The report, issued in the first quarter of this year, said rising demand for retail options meant there was room for almost 4m sq feet of floor space in the market. However, it also noted that malls opening this year and into early 2019 would have an advantage in developing a profile, with subsequent offerings potentially struggling to attract brand names to take up space.
Another factor expected to drive medium- to long-term growth is a shift in Sri Lanka’s demographics, with more and more of the population moving from the countryside to urban centres, driving demand for household appliances and other consumer goods.
While Sri Lanka’s urban population remains relatively low, at around 18% of the total, the situation is changing; a recent study by the UN found that urbanisation is increasing by an average of 9.6% per year.
Fuel increase to place short-term pressure on demand
While medium-term prospects for the retail sector are positive, some analysts have forecast sales activity will cool in the near term.

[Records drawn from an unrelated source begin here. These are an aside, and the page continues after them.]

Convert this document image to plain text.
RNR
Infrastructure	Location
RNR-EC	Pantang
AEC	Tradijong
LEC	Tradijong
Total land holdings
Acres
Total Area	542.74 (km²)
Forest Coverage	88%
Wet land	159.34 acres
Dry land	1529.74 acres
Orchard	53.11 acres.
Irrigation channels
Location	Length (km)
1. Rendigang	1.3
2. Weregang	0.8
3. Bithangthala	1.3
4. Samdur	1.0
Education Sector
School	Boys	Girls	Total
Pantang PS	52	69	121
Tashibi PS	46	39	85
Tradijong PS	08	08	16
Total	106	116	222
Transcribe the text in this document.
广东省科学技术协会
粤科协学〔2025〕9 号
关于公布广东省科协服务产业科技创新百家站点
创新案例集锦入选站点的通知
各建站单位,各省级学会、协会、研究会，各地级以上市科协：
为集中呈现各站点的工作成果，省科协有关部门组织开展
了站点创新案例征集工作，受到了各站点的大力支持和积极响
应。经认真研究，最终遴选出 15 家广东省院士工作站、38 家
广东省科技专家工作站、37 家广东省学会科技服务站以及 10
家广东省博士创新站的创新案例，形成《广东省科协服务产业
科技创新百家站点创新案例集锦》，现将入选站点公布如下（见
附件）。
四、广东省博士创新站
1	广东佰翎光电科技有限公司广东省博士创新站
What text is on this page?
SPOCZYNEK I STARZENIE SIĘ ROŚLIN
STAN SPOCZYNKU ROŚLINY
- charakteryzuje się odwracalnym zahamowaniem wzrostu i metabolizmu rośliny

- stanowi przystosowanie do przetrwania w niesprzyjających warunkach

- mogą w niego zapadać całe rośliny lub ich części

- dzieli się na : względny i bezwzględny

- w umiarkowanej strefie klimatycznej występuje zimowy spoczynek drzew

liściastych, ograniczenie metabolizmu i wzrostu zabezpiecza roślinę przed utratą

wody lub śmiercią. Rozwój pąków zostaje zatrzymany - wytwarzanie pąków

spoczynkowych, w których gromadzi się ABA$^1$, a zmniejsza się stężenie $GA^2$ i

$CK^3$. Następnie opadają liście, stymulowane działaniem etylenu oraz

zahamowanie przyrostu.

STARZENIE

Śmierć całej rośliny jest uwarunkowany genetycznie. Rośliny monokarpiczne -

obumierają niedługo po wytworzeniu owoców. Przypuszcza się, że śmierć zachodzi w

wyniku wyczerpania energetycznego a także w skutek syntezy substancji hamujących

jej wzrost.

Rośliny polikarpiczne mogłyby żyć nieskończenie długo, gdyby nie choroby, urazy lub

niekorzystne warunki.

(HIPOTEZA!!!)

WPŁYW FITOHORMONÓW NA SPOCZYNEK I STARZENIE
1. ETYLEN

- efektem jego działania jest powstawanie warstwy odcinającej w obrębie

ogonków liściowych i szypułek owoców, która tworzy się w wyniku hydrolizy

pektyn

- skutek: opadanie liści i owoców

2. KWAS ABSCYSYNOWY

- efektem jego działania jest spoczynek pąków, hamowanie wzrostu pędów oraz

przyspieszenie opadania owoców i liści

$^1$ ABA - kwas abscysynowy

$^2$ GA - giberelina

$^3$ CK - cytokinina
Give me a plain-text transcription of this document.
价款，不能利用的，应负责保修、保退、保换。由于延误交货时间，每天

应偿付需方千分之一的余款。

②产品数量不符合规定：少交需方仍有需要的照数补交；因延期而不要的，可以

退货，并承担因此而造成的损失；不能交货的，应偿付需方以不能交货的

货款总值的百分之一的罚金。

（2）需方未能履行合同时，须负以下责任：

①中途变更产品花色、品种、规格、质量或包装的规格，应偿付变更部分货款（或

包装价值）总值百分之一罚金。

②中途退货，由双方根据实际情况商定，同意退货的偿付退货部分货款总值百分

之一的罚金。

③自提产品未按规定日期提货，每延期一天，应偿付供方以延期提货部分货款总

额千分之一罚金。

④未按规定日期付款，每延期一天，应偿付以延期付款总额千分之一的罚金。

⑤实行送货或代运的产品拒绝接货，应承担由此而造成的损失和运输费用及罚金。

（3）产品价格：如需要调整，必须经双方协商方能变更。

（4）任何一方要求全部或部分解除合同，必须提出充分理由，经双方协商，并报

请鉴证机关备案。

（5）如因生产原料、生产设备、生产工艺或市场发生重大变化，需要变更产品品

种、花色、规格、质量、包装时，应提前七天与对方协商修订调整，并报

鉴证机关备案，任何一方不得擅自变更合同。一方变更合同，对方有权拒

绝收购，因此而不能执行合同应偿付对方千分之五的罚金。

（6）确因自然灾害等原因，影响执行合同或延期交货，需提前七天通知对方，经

In a ratings and outlook review for leading retailer Abans released on August 6, international credit ratings agency Fitch warned that retail sector growth could be sluggish over the next year on the back of higher fuel costs. In July the state-run Ceylon Petroleum Corporation raised petrol and diesel prices by 5.8% and 8.3%, respectively, as part of efforts to make the company more profitable.
Fitch said the increase would impact discretionary spending, which could reduce demand for consumer durables and offset recent confidence stemming from strong agricultural earnings, low personal taxes and stable interest rates.
Despite the possible headwinds, Fitch affirmed Abans’ national long-term rating of “BBB+” with a stable outlook, thanks in part to its strong market position in consumer durables and its extensive brand portfolio.
Nonetheless, the price increases are visible in the consumer price index, which rose from an annualised 1.6% in April to 2.4% in June and 3.4% by the end of July, in part reflecting the rise in fuel and transport costs.
Despite these short-term concerns, both sentiment and spending power are likely to increase in 2019 and beyond, according to Krishan Balendra, deputy chairman of John Keells Holdings, a major Sri Lankan conglomerate.
“I think we will see better consumption in 2019-20; I think it will bounce back,” he told OBG. “We’ll go back to a growth trajectory of about 5%, and with that kind of growth, you always see disposable incomes and consumption increase.”